The trial judge "correctly found the settlement to be fair, reasonable and adequate," Facebook argues in papers filed last week with the 9th Circuit Court of Appeals.
The settlement stems from Facebook's now defunct Beacon ad program -- a controversial marketing platform launched in November of 2007 that informed members about their friends' e-commerce activity on
outside sites.
At launch the program operated by default, so that people who didn't opt out ended up sharing information about their purchases with all of their Facebook friends. The feature
program caused an immediate backlash, and approximately three weeks after launching Beacon, Facebook said it would stop blasting notifications about users' retail activity without their explicit
permission. (Shortly after that, Facebook offered users a way to permanently opt out.)
The program also sparked a class-action lawsuit brought on behalf of 19 Facebook users. They reached a
settlement with Facebook last year, but privacy activist Ginger McCall and a handful of others opposed that deal.
The settlement calls for Facebook to launch a new privacy foundation, which
will be directed by a three-person board that includes Facebook's Director of Public Policy, Tim Sparapani. The deal also requires Facebook to permanently shutter Beacon, but doesn't require the
company to compensate users except for the 19 consumers who filed suit. Members of that group stand to receive amounts varying from $1,000 to $15,000.
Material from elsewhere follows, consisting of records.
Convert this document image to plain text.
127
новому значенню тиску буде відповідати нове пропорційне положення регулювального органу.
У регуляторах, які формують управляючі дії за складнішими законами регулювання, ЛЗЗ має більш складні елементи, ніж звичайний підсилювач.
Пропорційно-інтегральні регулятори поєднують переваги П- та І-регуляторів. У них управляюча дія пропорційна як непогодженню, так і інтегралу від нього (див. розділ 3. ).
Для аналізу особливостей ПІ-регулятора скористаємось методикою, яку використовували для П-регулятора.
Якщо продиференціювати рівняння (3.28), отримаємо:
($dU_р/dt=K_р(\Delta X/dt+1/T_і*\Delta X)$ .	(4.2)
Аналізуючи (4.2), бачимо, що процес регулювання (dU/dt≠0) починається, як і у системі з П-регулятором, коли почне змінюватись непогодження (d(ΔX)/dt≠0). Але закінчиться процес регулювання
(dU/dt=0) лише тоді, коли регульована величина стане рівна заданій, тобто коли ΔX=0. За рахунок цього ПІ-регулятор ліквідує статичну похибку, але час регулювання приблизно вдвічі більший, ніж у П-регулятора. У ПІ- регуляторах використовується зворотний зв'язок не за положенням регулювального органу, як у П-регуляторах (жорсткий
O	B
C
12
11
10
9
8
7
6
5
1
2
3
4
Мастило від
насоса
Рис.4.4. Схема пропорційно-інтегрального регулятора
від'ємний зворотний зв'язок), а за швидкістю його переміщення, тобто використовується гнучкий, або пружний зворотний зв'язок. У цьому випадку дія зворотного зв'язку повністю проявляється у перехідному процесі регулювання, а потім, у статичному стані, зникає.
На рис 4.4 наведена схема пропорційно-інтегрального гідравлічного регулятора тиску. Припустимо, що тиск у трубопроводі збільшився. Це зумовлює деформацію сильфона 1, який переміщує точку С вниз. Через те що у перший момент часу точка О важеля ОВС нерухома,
McCall, herself both a Facebook user and
an attorney with the Electronic Privacy Information Center, argued that the settlement should be
rejected because Facebook will wield too much influence over the new foundation. In October, she asked the 9th Circuit Court of Appeals to vacate U.S. District Court Judge Richard Seeborg's
decision to approve the deal.
Facebook disputes that it will control the new foundation, arguing that Sparapani won't have vote power over which projects will be funded by the new organization.
"Although Mr. Sparapani may reasonably be expected to exercise his influence against any actions that could clearly and directly harm Facebook, the notion that the Foundation will be under
Facebook's control is baseless conjecture," the company argues.
McCall also alleges that the deal's benefit is "illusory" because the company had already effectively shuttered Beacon, but
Facebook denies this claim. "Although Beacon was altered before the settlement, it remained in existence," the company argues.
Lawyers for the 19 class-action plaintiffs also assert that
Facebook's initial position in settlement talks was that the company wanted to keep Beacon operational. However, the lawyers contend, Facebook was unable to configure the program to make the opt-in
feature work properly.
McCall's court papers back up the claim that the opt-in never functioned as expected. She alleges that Facebook broadcast her activity at Blockbuster.com to her friends
in February of 2008 without her consent-- even though Beacon was supposed to be opt-in at that point.
McCall is represented by outside attorneys including Public Citizen (which is representing MediaPost in an unrelated matter.)